Viel Spaß beim Lesen!
EuGH: Google ist kein Telekommunikationsdienst
„Wer (…) gewerblich öffentlich zugängliche Telekommunikationsdienste erbringt, muss die Aufnahme, Änderung und Beendigung […] bei der Bundesnetzagentur unverzüglich melden.“ Dieser Satz entstammt § 6 Abs. 1 TKG, klingt erstmal harmlos, schon fast erwartbar, war aber Aufhänger eines Rechtsstreits gewaltigen Ausmaßes.
Dieser reicht zurück ins Jahr 2012: Damals wurde Google von der Bundesnetzagentur (gestützt auf § 126 TKG) verpflichtet, der Meldepflicht aus § 6 Abs. 1 TKG nachzukommen – sonst drohe Zwangsgeld. Google sei nämlich mit seinem Angebot „Gmail“ als Telekommunikationsdienst (vgl. § 3 Nr. 24 TKG) einzuordnen.
Als Telekommunikationsdienst gilt jeder „in der Regel gegen Entgelt erbrachte Dienst[, der] ganz oder überwiegend in der Übertragung von Signalen über Telekommunikationsnetze besteh[t]“. (Hervorhebungen durch Verfasser)
Nachdem Google dagegen geklagt und das VG Köln (21 K 450/15) der Bundesnetzagentur Recht zugesprochen hat und Google dagegen Berufung eingelegt hat, hat das nunmehr zuständige OVG Münster (13 A 17/16) den EuGH gefragt, ob Dienste wie Gmail der dem TKG zugrunde liegenden Rahmenrichtlinie (Art. 2 lit. c RL 2002/21/EG) unterfallen.
Google hat geltend gemacht, Gmail sei kein Dienst, der ganz oder überwiegend in der Übertragung von Signalen besteht. Denn die Daten werden nach dem Best-Effort-Prinzip übers Internet übertragen – die Signalübertragung stehen also gar nicht im (tatsächlichen wie rechtlichen) Herrschaftsbereich von Google sondern erfolgen über offene Netze. Zudem sei Gmail kostenlos und deshalb nicht „in der Regel gegen Entgelt“ erbracht worden.

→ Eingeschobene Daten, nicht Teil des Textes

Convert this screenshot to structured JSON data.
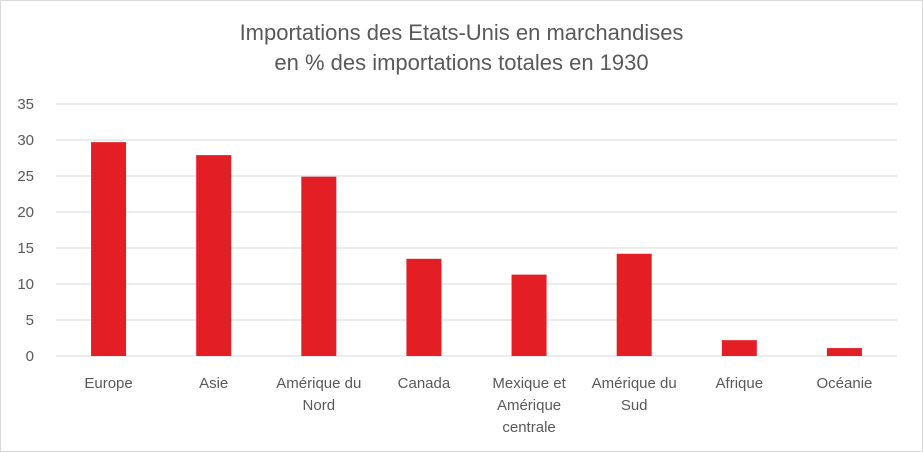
{
  "chart_data": {
    "type": "bar",
    "title_lines": [
      "Importations des Etats-Unis en marchandises",
      "en % des importations totales en 1930"
    ],
    "categories": [
      [
        "Europe"
      ],
      [
        "Asie"
      ],
      [
        "Amérique du",
        "Nord"
      ],
      [
        "Canada"
      ],
      [
        "Mexique et",
        "Amérique",
        "centrale"
      ],
      [
        "Amérique du",
        "Sud"
      ],
      [
        "Afrique"
      ],
      [
        "Océanie"
      ]
    ],
    "values": [
      29.7,
      27.9,
      24.9,
      13.5,
      11.3,
      14.2,
      2.2,
      1.1
    ],
    "ylim": [
      0,
      35
    ],
    "yticks": [
      "0",
      "5",
      "10",
      "15",
      "20",
      "25",
      "30",
      "35"
    ],
    "grid": true,
    "legend": "none",
    "bar_color": "#e31e24",
    "grid_color": "#d9d9d9",
    "text_color": "#595959"
  }
}
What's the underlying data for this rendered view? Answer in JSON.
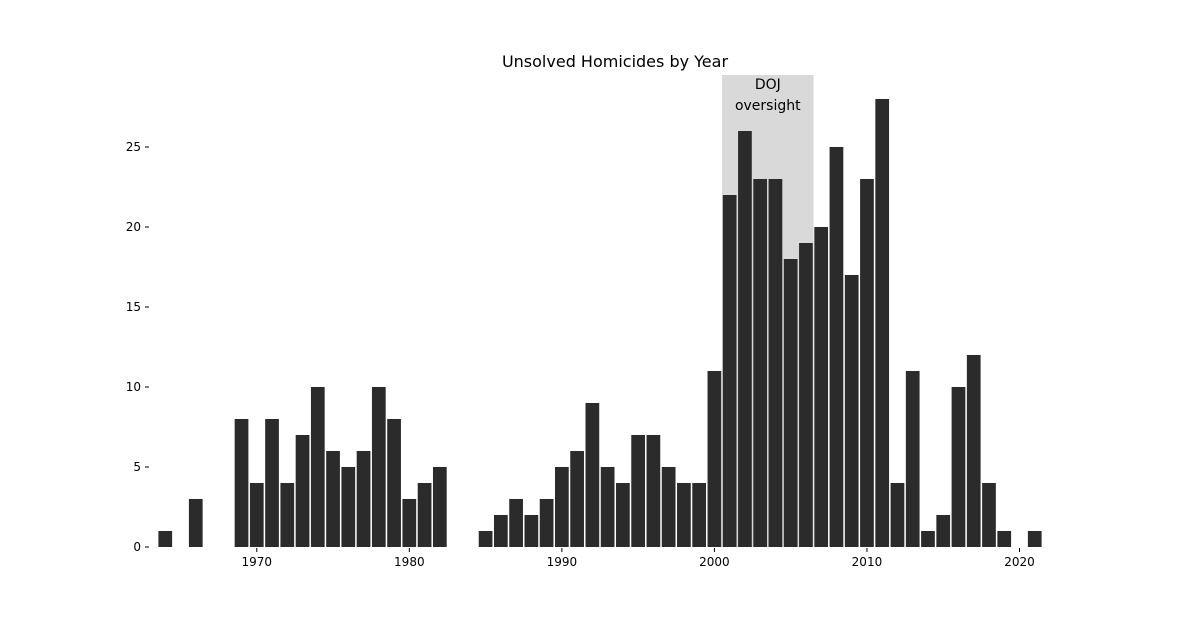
{
  "chart_data": {
    "type": "bar",
    "title": "Unsolved Homicides by Year",
    "xlabel": "",
    "ylabel": "",
    "x": [
      1964,
      1965,
      1966,
      1967,
      1968,
      1969,
      1970,
      1971,
      1972,
      1973,
      1974,
      1975,
      1976,
      1977,
      1978,
      1979,
      1980,
      1981,
      1982,
      1983,
      1984,
      1985,
      1986,
      1987,
      1988,
      1989,
      1990,
      1991,
      1992,
      1993,
      1994,
      1995,
      1996,
      1997,
      1998,
      1999,
      2000,
      2001,
      2002,
      2003,
      2004,
      2005,
      2006,
      2007,
      2008,
      2009,
      2010,
      2011,
      2012,
      2013,
      2014,
      2015,
      2016,
      2017,
      2018,
      2019,
      2020,
      2021
    ],
    "values": [
      1,
      0,
      3,
      0,
      0,
      8,
      4,
      8,
      4,
      7,
      10,
      6,
      5,
      6,
      10,
      8,
      3,
      4,
      5,
      0,
      0,
      1,
      2,
      3,
      2,
      3,
      5,
      6,
      9,
      5,
      4,
      7,
      7,
      5,
      4,
      4,
      11,
      22,
      26,
      23,
      23,
      18,
      19,
      20,
      25,
      17,
      23,
      28,
      4,
      11,
      1,
      2,
      10,
      12,
      4,
      1,
      0,
      1
    ],
    "xlim": [
      1963,
      2022
    ],
    "ylim": [
      0,
      29.5
    ],
    "xticks": [
      1970,
      1980,
      1990,
      2000,
      2010,
      2020
    ],
    "yticks": [
      0,
      5,
      10,
      15,
      20,
      25
    ],
    "grid": false,
    "bar_color": "#2b2b2b",
    "shaded_region": {
      "x_start": 2000.5,
      "x_end": 2006.5,
      "color": "#d9d9d9",
      "label_lines": [
        "DOJ",
        "oversight"
      ]
    }
  }
}
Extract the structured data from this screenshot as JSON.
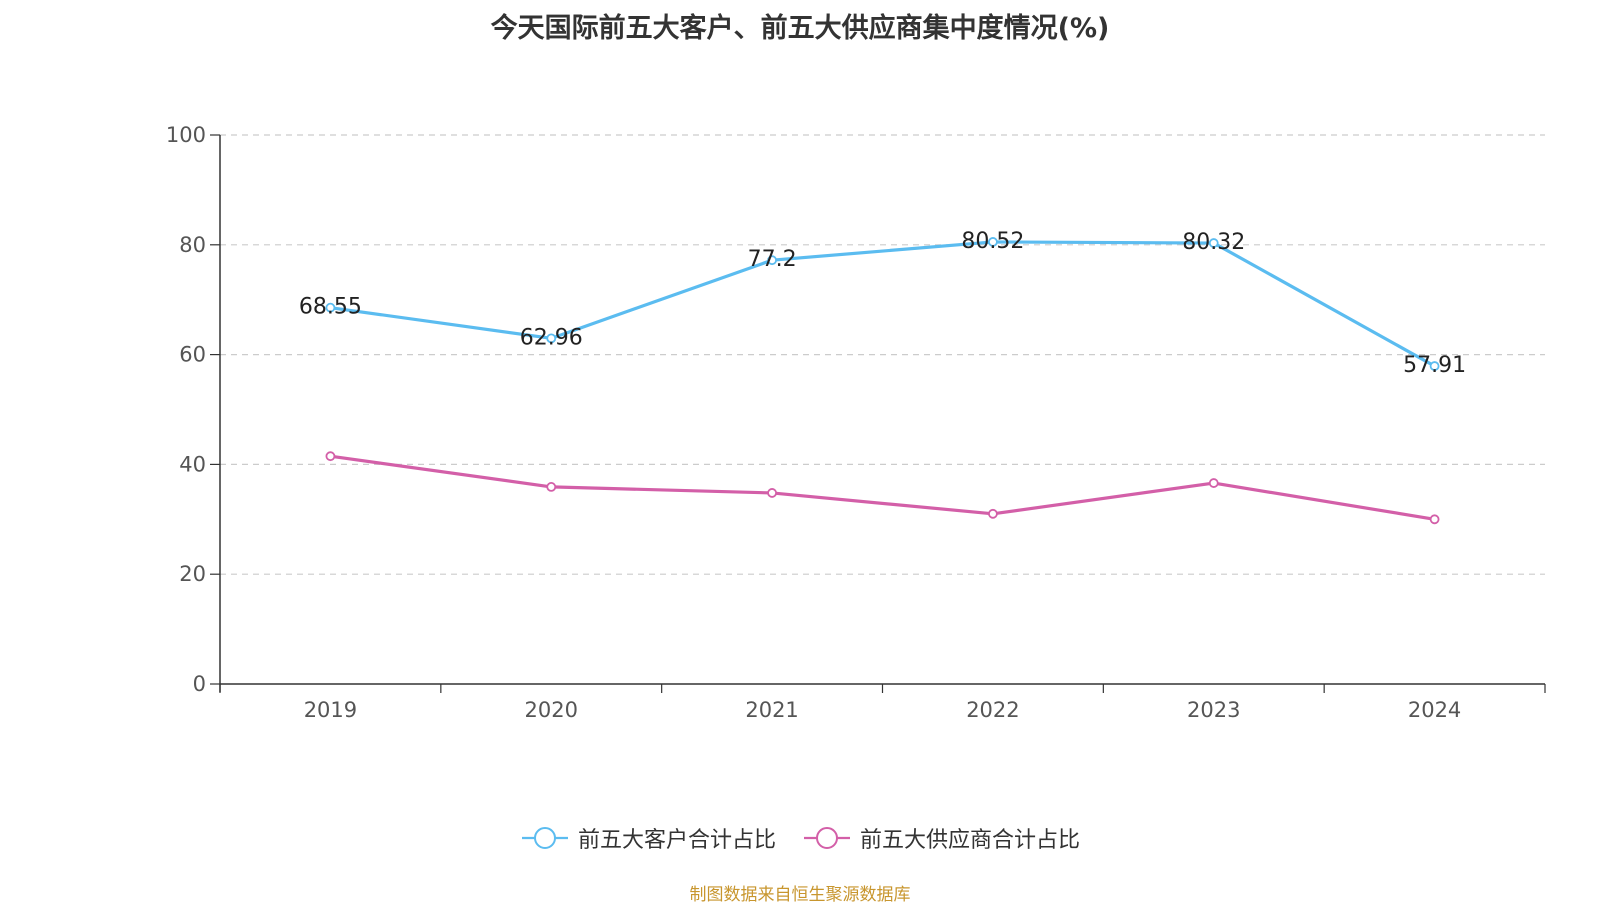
{
  "chart_data": {
    "type": "line",
    "title": "今天国际前五大客户、前五大供应商集中度情况(%)",
    "categories": [
      "2019",
      "2020",
      "2021",
      "2022",
      "2023",
      "2024"
    ],
    "ylim": [
      0,
      100
    ],
    "yticks": [
      0,
      20,
      40,
      60,
      80,
      100
    ],
    "grid": true,
    "legend_position": "bottom",
    "series": [
      {
        "name": "前五大客户合计占比",
        "color": "#5bbcf0",
        "values": [
          68.55,
          62.96,
          77.2,
          80.52,
          80.32,
          57.91
        ],
        "labels": [
          "68.55",
          "62.96",
          "77.2",
          "80.52",
          "80.32",
          "57.91"
        ],
        "show_labels": true
      },
      {
        "name": "前五大供应商合计占比",
        "color": "#d35fa8",
        "values": [
          41.5,
          35.9,
          34.8,
          31.0,
          36.6,
          30.0
        ],
        "show_labels": false
      }
    ]
  },
  "source_note": "制图数据来自恒生聚源数据库"
}
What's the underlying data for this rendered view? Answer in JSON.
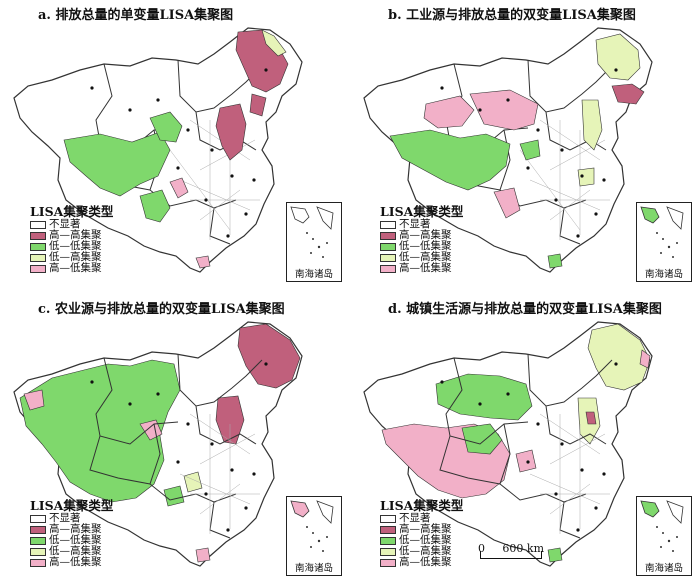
{
  "colors": {
    "not_significant": "#ffffff",
    "high_high": "#c0607c",
    "low_low": "#7fd86c",
    "low_high": "#e6f4b8",
    "high_low": "#f2b0c8",
    "province_border": "#333333",
    "county_border": "#9a9a9a"
  },
  "panels": [
    {
      "title": "a. 排放总量的单变量LISA集聚图",
      "legend": {
        "title": "LISA集聚类型",
        "items": [
          {
            "label": "不显著",
            "color": "#ffffff"
          },
          {
            "label": "高—高集聚",
            "color": "#c0607c"
          },
          {
            "label": "低—低集聚",
            "color": "#7fd86c"
          },
          {
            "label": "低—高集聚",
            "color": "#e6f4b8"
          },
          {
            "label": "高—低集聚",
            "color": "#f2b0c8"
          }
        ]
      },
      "inset_label": "南海诸岛"
    },
    {
      "title": "b. 工业源与排放总量的双变量LISA集聚图",
      "legend": {
        "title": "LISA集聚类型",
        "items": [
          {
            "label": "不显著",
            "color": "#ffffff"
          },
          {
            "label": "高—高集聚",
            "color": "#c0607c"
          },
          {
            "label": "低—低集聚",
            "color": "#7fd86c"
          },
          {
            "label": "低—高集聚",
            "color": "#e6f4b8"
          },
          {
            "label": "高—低集聚",
            "color": "#f2b0c8"
          }
        ]
      },
      "inset_label": "南海诸岛"
    },
    {
      "title": "c. 农业源与排放总量的双变量LISA集聚图",
      "legend": {
        "title": "LISA集聚类型",
        "items": [
          {
            "label": "不显著",
            "color": "#ffffff"
          },
          {
            "label": "高—高集聚",
            "color": "#c0607c"
          },
          {
            "label": "低—低集聚",
            "color": "#7fd86c"
          },
          {
            "label": "低—高集聚",
            "color": "#e6f4b8"
          },
          {
            "label": "高—低集聚",
            "color": "#f2b0c8"
          }
        ]
      },
      "inset_label": "南海诸岛"
    },
    {
      "title": "d. 城镇生活源与排放总量的双变量LISA集聚图",
      "legend": {
        "title": "LISA集聚类型",
        "items": [
          {
            "label": "不显著",
            "color": "#ffffff"
          },
          {
            "label": "高—高集聚",
            "color": "#c0607c"
          },
          {
            "label": "低—低集聚",
            "color": "#7fd86c"
          },
          {
            "label": "低—高集聚",
            "color": "#e6f4b8"
          },
          {
            "label": "高—低集聚",
            "color": "#f2b0c8"
          }
        ]
      },
      "inset_label": "南海诸岛"
    }
  ],
  "scale_bar": {
    "start": "0",
    "end": "600 km"
  }
}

Die Bundesnetzagentur hingegen hatte es für ausreichend erachtet, dass die Signalübermittlung inklusive Zerlegung/Zusammenbau der Email in transportable Datenpakete durch Google veranlasst ist und deshalb auch Google zuzurechnen sei.
Der EuGH (C-193/18) hat Google in der Argumentation recht gegeben. Ein Einspeisen von Signalen in das offene Internet reicht nicht aus, um Telekommunikationsdienst im Sinne des § 3 Nr. 24 TKG zu sein.
Die Folge dieses Urteils: Die ausdifferenzierte Regelung des TKG – etwa zum Fernmeldegeheimnis (§ 88 TKG), zur öffentlichen Sicherheit oder zur Marktmachtverhinderung – finden damit keine Anwendung.
Google ist damit (weiterhin) ein Diensteanbieter von Telemedien (§ 2 S. 1 Nr. 1 TMG) und als solcher bleibt er zulassungs- und anmeldefrei (vgl. § 4 TMG).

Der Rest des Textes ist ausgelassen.